Ekiti Jagunlabi, good job jare.
I was going to make a thread like this but it totally skipped my mind.
|Re: The Art And Architecture Of Yorubaland! by lakal(m): 7:38pm On Oct 02, 2011|
Part of an Oba's royal attire: fully beaded footwear (19th Century).
Beaded slippers were part of the regalia worn by the Yoruba king (oba) when he appeared in public ceremonies. Beaded shoes became popular in the eighteenth or nineteenth centuries when European fashion became the model for prestige wear and Yoruba leaders began to move freely outside of the palace. Rulers created laws prohibiting commoners from wearing shoes and other items associated with royalty. When the king is greeted in Yoruba society, people say, “May the crown rest long on your head, may shoes remain long on your feet.”
|Re: The Art And Architecture Of Yorubaland! by PhysicsQED(m): 7:44pm On Oct 02, 2011|
Veranda Post: Equestrian Figure and Female Caryatid
Olowe of Ise (Nigerian, born Ise, about 1873–1938)
Nigeria, Yorubaland, Efon-Alaiye region
Yoruba peoples, Ekiti group
H. 71 x W. 11 1/4 x D. 14 in. (180.3 x 28.6 x 35.6 cm)

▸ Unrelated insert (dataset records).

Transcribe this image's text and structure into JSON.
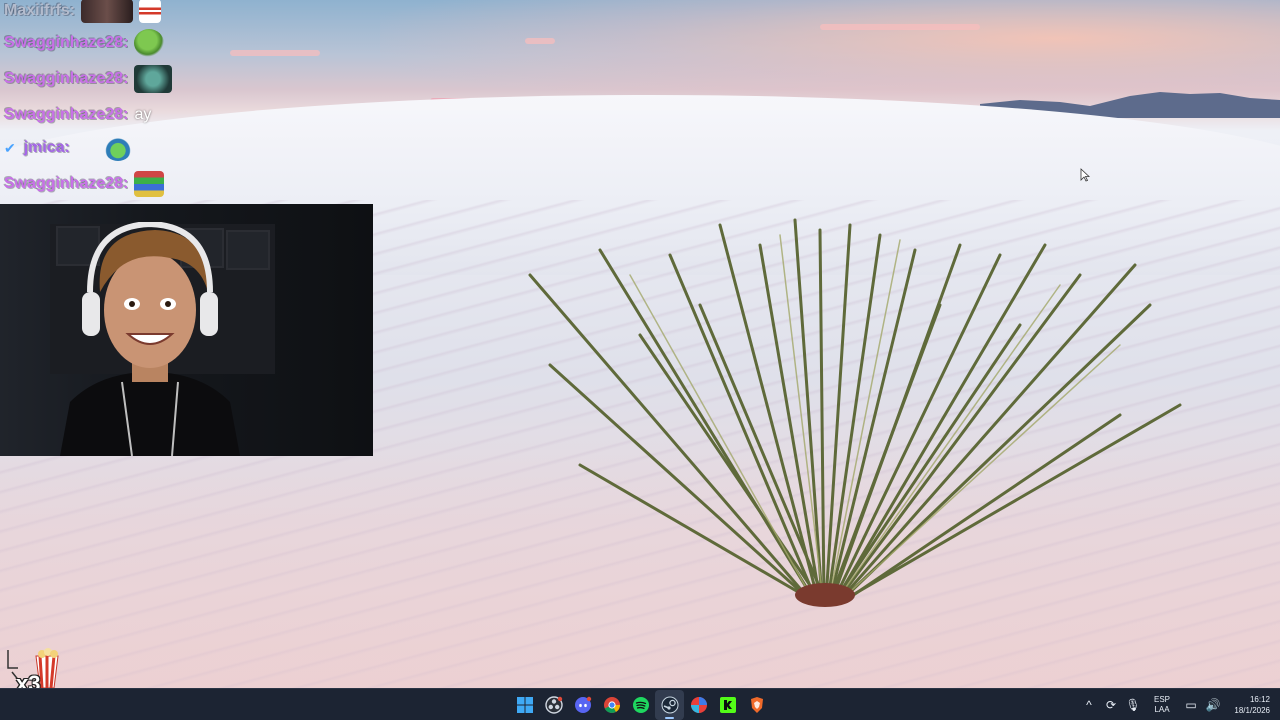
{
  "chat": {
    "messages": [
      {
        "user": "Maxiifrfs",
        "sep": ":",
        "text": "",
        "emote": "photo-emote"
      },
      {
        "user": "Swagginhaze28",
        "sep": ":",
        "text": "",
        "emote": "pepe-emote"
      },
      {
        "user": "Swagginhaze28",
        "sep": ":",
        "text": "",
        "emote": "teal-creature-emote"
      },
      {
        "user": "Swagginhaze28",
        "sep": ":",
        "text": "ay",
        "emote": ""
      },
      {
        "user": "jmica",
        "sep": ":",
        "text": "",
        "emote": "pepe-hat-emote"
      },
      {
        "user": "Swagginhaze28",
        "sep": ":",
        "text": "",
        "emote": "books-emote"
      }
    ]
  },
  "overlay": {
    "combo": "x3",
    "combo_emote": "popcorn-emote"
  },
  "taskbar": {
    "apps": [
      {
        "name": "windows-start-icon",
        "active": false
      },
      {
        "name": "obs-icon",
        "active": false
      },
      {
        "name": "discord-icon",
        "active": false
      },
      {
        "name": "chrome-icon",
        "active": false
      },
      {
        "name": "spotify-icon",
        "active": false
      },
      {
        "name": "steam-icon",
        "active": true
      },
      {
        "name": "browser-icon",
        "active": false
      },
      {
        "name": "kick-icon",
        "active": false
      },
      {
        "name": "brave-icon",
        "active": false
      }
    ],
    "tray": {
      "lang_top": "ESP",
      "lang_bottom": "LAA",
      "time": "16:12",
      "date": "18/1/2026"
    }
  },
  "colors": {
    "taskbar_bg": "#1c2433",
    "username_purple": "#c870e8",
    "username_gray": "#b4bccd"
  }
}
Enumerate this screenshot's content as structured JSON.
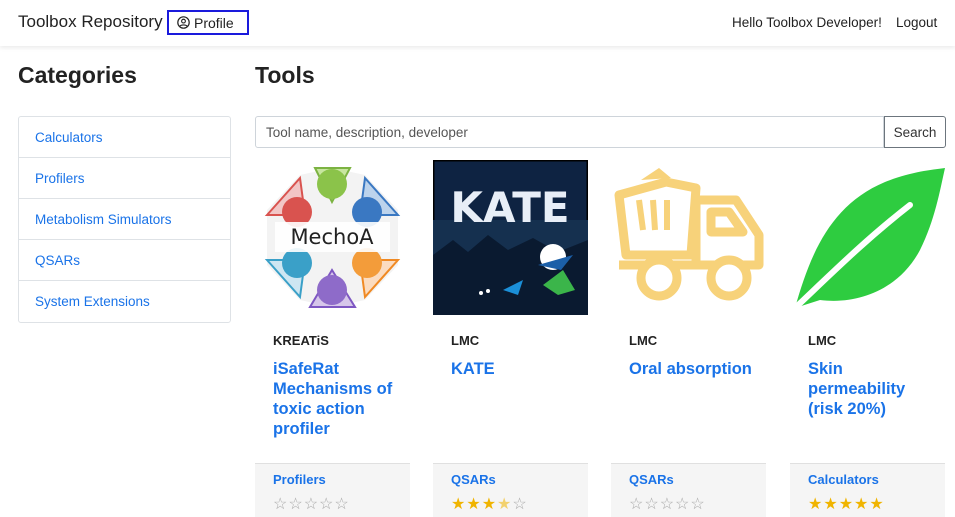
{
  "navbar": {
    "brand": "Toolbox Repository",
    "profile_label": "Profile",
    "greeting": "Hello Toolbox Developer!",
    "logout_label": "Logout"
  },
  "sidebar": {
    "title": "Categories",
    "items": [
      {
        "label": "Calculators"
      },
      {
        "label": "Profilers"
      },
      {
        "label": "Metabolism Simulators"
      },
      {
        "label": "QSARs"
      },
      {
        "label": "System Extensions"
      }
    ]
  },
  "main": {
    "title": "Tools",
    "search": {
      "placeholder": "Tool name, description, developer",
      "value": "",
      "button_label": "Search"
    },
    "tools": [
      {
        "developer": "KREATiS",
        "name": "iSafeRat Mechanisms of toxic action profiler",
        "category": "Profilers",
        "rating": 0,
        "image_text": "MechoA"
      },
      {
        "developer": "LMC",
        "name": "KATE",
        "category": "QSARs",
        "rating": 3.5,
        "image_text": "KATE"
      },
      {
        "developer": "LMC",
        "name": "Oral absorption",
        "category": "QSARs",
        "rating": 0
      },
      {
        "developer": "LMC",
        "name": "Skin permeability (risk 20%)",
        "category": "Calculators",
        "rating": 5
      }
    ]
  },
  "colors": {
    "link": "#1a73e8",
    "star": "#f0b400",
    "leaf": "#2ecc40",
    "truck": "#f7d27a"
  }
}
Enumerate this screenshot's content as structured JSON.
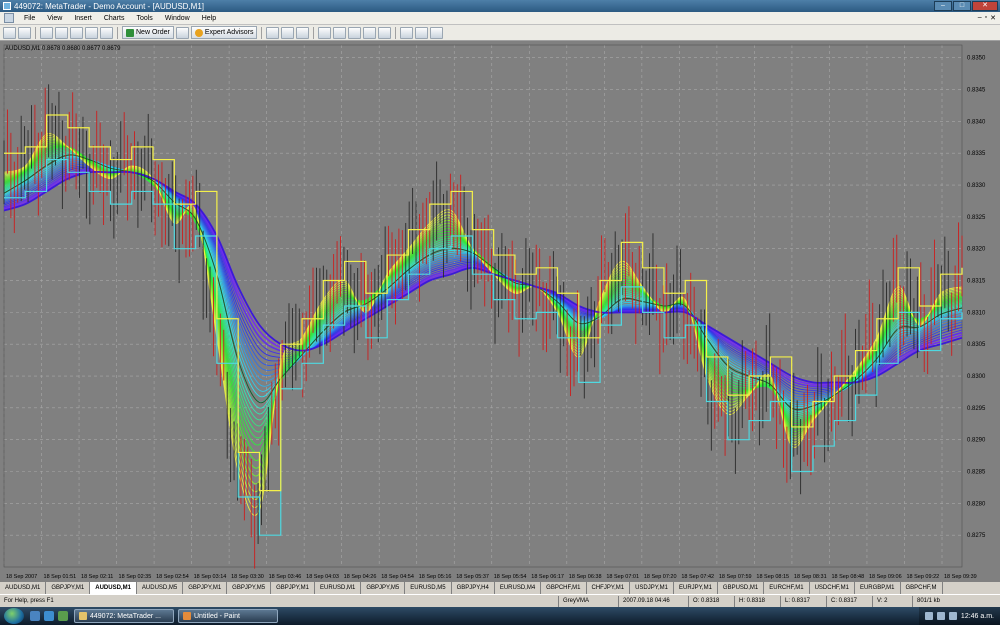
{
  "window": {
    "title": "449072: MetaTrader - Demo Account - [AUDUSD,M1]"
  },
  "menu": [
    "File",
    "View",
    "Insert",
    "Charts",
    "Tools",
    "Window",
    "Help"
  ],
  "toolbar": {
    "new_order_label": "New Order",
    "expert_advisors_label": "Expert Advisors"
  },
  "chart": {
    "symbol_header": "AUDUSD,M1  0.8678 0.8680 0.8677 0.8679",
    "background_color": "#808080",
    "grid_color": "#a8a8a8",
    "time_labels": [
      "18 Sep 2007",
      "18 Sep 01:51",
      "18 Sep 02:11",
      "18 Sep 02:35",
      "18 Sep 02:54",
      "18 Sep 03:14",
      "18 Sep 03:30",
      "18 Sep 03:46",
      "18 Sep 04:03",
      "18 Sep 04:26",
      "18 Sep 04:54",
      "18 Sep 05:16",
      "18 Sep 05:37",
      "18 Sep 05:54",
      "18 Sep 06:17",
      "18 Sep 06:38",
      "18 Sep 07:01",
      "18 Sep 07:20",
      "18 Sep 07:42",
      "18 Sep 07:59",
      "18 Sep 08:15",
      "18 Sep 08:31",
      "18 Sep 08:48",
      "18 Sep 09:06",
      "18 Sep 09:22",
      "18 Sep 09:39"
    ]
  },
  "chart_data": {
    "type": "line",
    "title": "",
    "ylim": [
      0.827,
      0.8352
    ],
    "y_ticks": [
      "0.8350",
      "0.8345",
      "0.8340",
      "0.8335",
      "0.8330",
      "0.8325",
      "0.8320",
      "0.8315",
      "0.8310",
      "0.8305",
      "0.8300",
      "0.8295",
      "0.8290",
      "0.8285",
      "0.8280",
      "0.8275"
    ],
    "series": [
      {
        "values": [
          0.8332,
          0.8333,
          0.8338,
          0.8336,
          0.8333,
          0.8331,
          0.8333,
          0.8331,
          0.8324,
          0.8326,
          0.8306,
          0.8285,
          0.8279,
          0.8302,
          0.8306,
          0.8312,
          0.8315,
          0.831,
          0.8316,
          0.832,
          0.8324,
          0.8326,
          0.832,
          0.8316,
          0.8313,
          0.8314,
          0.831,
          0.8303,
          0.8312,
          0.8318,
          0.8314,
          0.831,
          0.8312,
          0.83,
          0.8294,
          0.8297,
          0.83,
          0.8289,
          0.8293,
          0.8297,
          0.8301,
          0.8306,
          0.8314,
          0.8308,
          0.8313,
          0.8314
        ]
      },
      {
        "values": [
          0.833,
          0.8332,
          0.8335,
          0.8336,
          0.8334,
          0.8332,
          0.8332,
          0.833,
          0.8326,
          0.8324,
          0.8312,
          0.8296,
          0.829,
          0.8299,
          0.8304,
          0.8309,
          0.8312,
          0.8312,
          0.8315,
          0.8318,
          0.8321,
          0.8322,
          0.832,
          0.8317,
          0.8314,
          0.8314,
          0.8311,
          0.8307,
          0.831,
          0.8314,
          0.8313,
          0.8311,
          0.8311,
          0.8304,
          0.8299,
          0.8298,
          0.8298,
          0.8293,
          0.8294,
          0.8297,
          0.83,
          0.8304,
          0.831,
          0.8309,
          0.8311,
          0.8312
        ]
      },
      {
        "values": [
          0.8328,
          0.833,
          0.8332,
          0.8334,
          0.8334,
          0.8333,
          0.8332,
          0.8331,
          0.8328,
          0.8325,
          0.8318,
          0.8306,
          0.8299,
          0.83,
          0.8303,
          0.8306,
          0.8309,
          0.8311,
          0.8313,
          0.8316,
          0.8318,
          0.8319,
          0.8319,
          0.8317,
          0.8315,
          0.8314,
          0.8312,
          0.8309,
          0.8309,
          0.8311,
          0.8311,
          0.8311,
          0.8311,
          0.8307,
          0.8303,
          0.8301,
          0.8299,
          0.8296,
          0.8296,
          0.8297,
          0.8299,
          0.8302,
          0.8306,
          0.8307,
          0.8309,
          0.831
        ]
      },
      {
        "values": [
          0.8326,
          0.8327,
          0.8329,
          0.8331,
          0.8332,
          0.8332,
          0.8332,
          0.8331,
          0.8329,
          0.8327,
          0.8322,
          0.8314,
          0.8308,
          0.8305,
          0.8304,
          0.8305,
          0.8307,
          0.8309,
          0.8311,
          0.8313,
          0.8315,
          0.8316,
          0.8317,
          0.8316,
          0.8315,
          0.8314,
          0.8313,
          0.8311,
          0.831,
          0.831,
          0.831,
          0.831,
          0.831,
          0.8308,
          0.8306,
          0.8304,
          0.8302,
          0.83,
          0.8299,
          0.8299,
          0.8299,
          0.83,
          0.8302,
          0.8304,
          0.8305,
          0.8306
        ]
      }
    ]
  },
  "tabs": [
    "AUDUSD,M1",
    "GBPJPY,M1",
    "AUDUSD,M1",
    "AUDUSD,M5",
    "GBPJPY,M1",
    "GBPJPY,M5",
    "GBPJPY,M1",
    "EURUSD,M1",
    "GBPJPY,M5",
    "EURUSD,M5",
    "GBPJPY,H4",
    "EURUSD,M4",
    "GBPCHF,M1",
    "CHFJPY,M1",
    "USDJPY,M1",
    "EURJPY,M1",
    "GBPUSD,M1",
    "EURCHF,M1",
    "USDCHF,M1",
    "EURGBP,M1",
    "GBPCHF,M"
  ],
  "active_tab_index": 2,
  "status": {
    "help": "For Help, press F1",
    "profile": "GreyVMA",
    "datetime": "2007.09.18 04:46",
    "open": "O: 0.8318",
    "high": "H: 0.8318",
    "low": "L: 0.8317",
    "close": "C: 0.8317",
    "volume": "V: 2",
    "traffic": "801/1 kb"
  },
  "taskbar": {
    "items": [
      "449072: MetaTrader ...",
      "Untitled - Paint"
    ],
    "clock": "12:46 a.m."
  }
}
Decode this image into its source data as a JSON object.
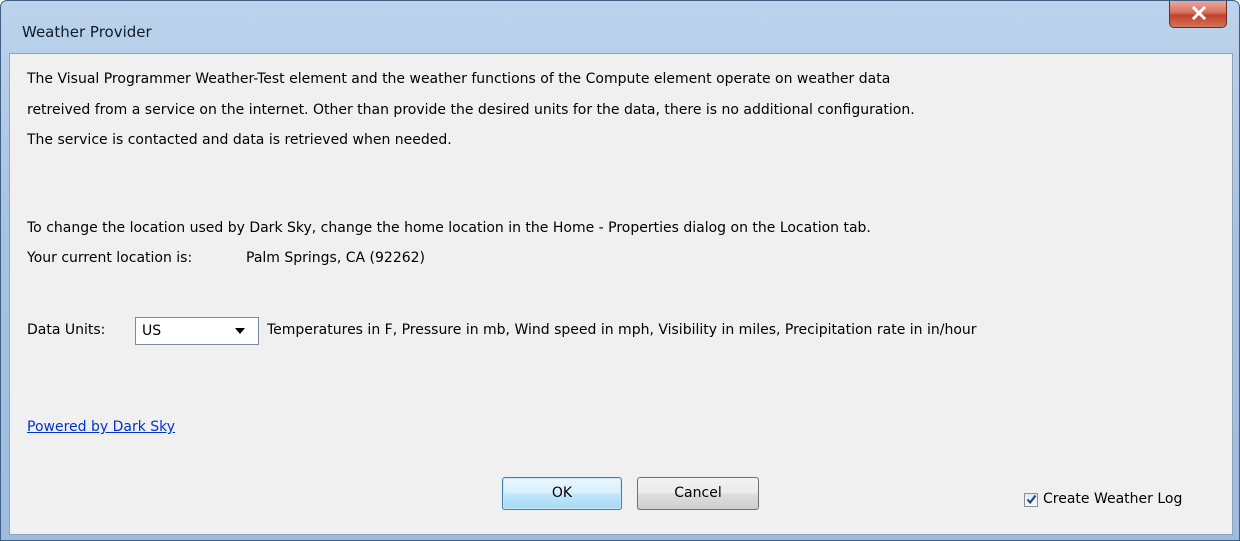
{
  "window": {
    "title": "Weather Provider",
    "close_symbol": "x"
  },
  "body": {
    "paragraph_lines": [
      "The Visual Programmer Weather-Test element and the weather functions of the Compute element operate on weather data",
      "retreived from a service on the internet. Other than provide the desired units for the data, there is no additional configuration.",
      "The service is contacted and data is retrieved when needed."
    ],
    "location_line": "To change the location used by Dark Sky, change the home location in the Home - Properties dialog on the Location tab.",
    "current_location_label": "Your current location is:",
    "current_location_value": "Palm Springs, CA (92262)",
    "units_label": "Data Units:",
    "units_selected": "US",
    "units_description": "Temperatures in F, Pressure in mb, Wind speed in mph, Visibility in miles, Precipitation rate in in/hour",
    "powered_link": "Powered by Dark Sky"
  },
  "buttons": {
    "ok": "OK",
    "cancel": "Cancel"
  },
  "log_option": {
    "label": "Create Weather Log",
    "checked": true
  },
  "icons": {
    "close": "close-icon",
    "dropdown": "chevron-down-icon",
    "checkmark": "checkmark-icon"
  }
}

Purchase, Lila Acheson Wallace Gift, 1996
This monumental work was one of a series of carved architectural supports designed for the exterior courtyard of a Yoruba palace. It was commissioned by a king from the most renowned master sculptor in the history of Yoruba art, Olowe of Ise.
The two-tiered composition embodies a formal dynamism that established Olowe's exceptional artistic reputation. Its principal personage, an equestrian warior, is depicted frontally above a female caryatid with arms raised in three-quarter view. Through this contrast in their alignment, the figures at once reflect distinct attitudes while relating to each other fluidly. The compressed style of the upper half also contrasts with the greater degree of openness below. At the base two smaller figures radiate outward at oblique angles.
In addition to the inventive dynamism of their overall design, works by Olowe are noted for the attention given to surface detail. The mounted warrior holds a spear and pistol in either hand, and his vest, saddle, and horse's headgear are articulated through deeply carved linear motifs. While innovative in its formal interpretation, the subject of this work is a classic emblem of regional leadership. In Yoruba art such equestrian figures identify their patrons with martial conquest achieved through physical might.